TINJAUAN DAERAH TERDAMPAK BANJIR LAHAR DINGIN; IMPLIKASI PEMBUATAN SABODAM TERHADAP ASPEK SOSIAL DAN EKONOMI PASCA ERUPSI MERAPI 2010 DI KALI PUTIH, KABUPATEN MAGELANG

Main Authors: Widodo, Arif Tri, Saputra, Aldino Fadlie, Geoxactana, Taubi Arham
Format: Proceeding PeerReviewed application/pdf
Bahasa: eng
Terbitan: , 2019
Subjects:
Online Access: https://repository.ugm.ac.id/275738/1/D006UNP.pdf
https://repository.ugm.ac.id/275738/
Daftar Isi:
  • Suatu rangkaian peristiwa erupsi gunung berapi terdiri dari terbentuknya kubah, guguran lava, hujan abu, keluarnya awan panas, lava pijar, lahar panas dan banjir lahar dingin. Erupsi Gunung Merapi 2010 menimbulkan dampak aliran lahar dingin yang besar dan memiliki daya rusak tinggi.
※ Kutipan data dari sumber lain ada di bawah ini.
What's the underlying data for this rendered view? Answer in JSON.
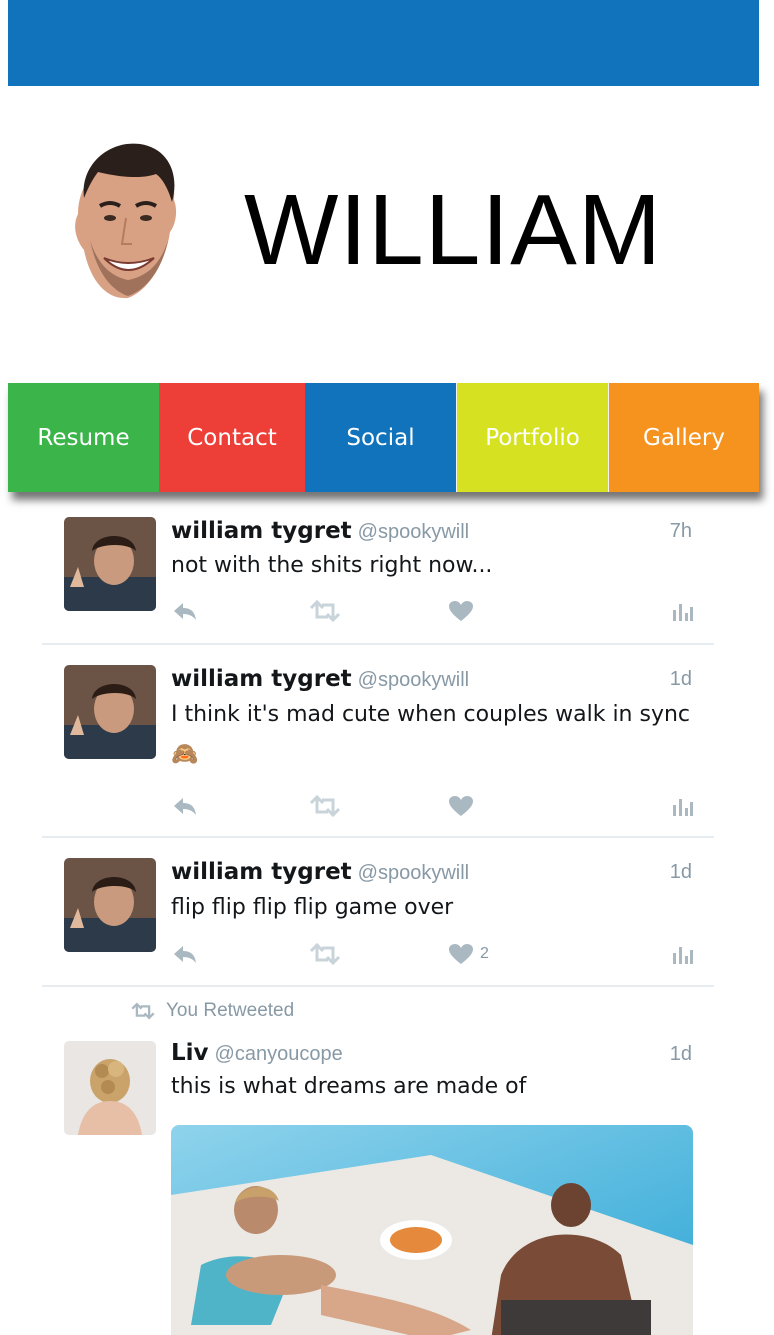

Aliran lahar dingin tersebut mengalir hampir ke seluruh sungai yang berada di lereng Gunung Merapi, salah satunya yaitu Kali Putih. Kali Putih merupakan sungai yang memiliki potensi bahaya cukup besar karena lokasinya terletak cukup dekat dengan permukiman penduduk. Untuk mengurangi potensi bahaya tersebut, dilakukan upaya pencegahan berupa pembuatan bangunan pengendali sedimen (Sabo DAM). Tujuan penelitian ini dilakukan untuk mengetahui daerah terdampak, persepsi masyarakat dan melakukan penilaian ekonomi terkait dengan banjir lahar dingin, terutama material-materialnya. Metode yang digunakan adalah metode geografis yang terkait dengan penentuan daerah terdampak banjir lahar dingin menggunakan penginderaan jarak jauh dan sistem informasi geografis (SIG). Banjir lahar dingin pasca erupsi Merapi 2010 membawa dampak baik maupun buruk terhadap lingkungan maupun kehidupan sosial-ekonomi pada daerah yang dilewatinya. Endapan lahar dingin yang terakumulasi pada Sabo DAM dapat menjadi nilai ekonomi bagi penduduk sekitar. Berdasarkan analisa, hasilnya menunjukkan bahwa daerah terdampak banjir lahar dingin meliputi enam desa, lima desa di Kecamatan Salam (Gulon, Jumoyo, Sucen, Seloboro dan Sirahan) juga salah satu desa di Kecamatan Ngluwar, yaitu desa Blongkeng. Jumoyo adalah desa paling terdampak akibat banjir lahar dingin Merapi 2010, dengan data 54 rumah roboh/hanyut, 36 rumah rusak berat, 5 rumah rusak sedang dan pengungsi sejumlah 1005 orang. Jika material pasir dari banjir lahar dingin dikonversi ke Rupiah setara dengan Rp 462.434.733.686,- sementara jumlah total untuk membangun rumah permanen baru dengan 90 m2 sekitar Rp 90.000.000. Ini berarti bahwa lahar dari letusan Gunung Merapi 2010 dapat untuk membangun rumah sebanyak 5.138. Pada kasus ini, banjir lahar dingin tidak hanya menjadi bahaya tetapi juga dapat menjadi sumber daya, tergantung pada manajemennya.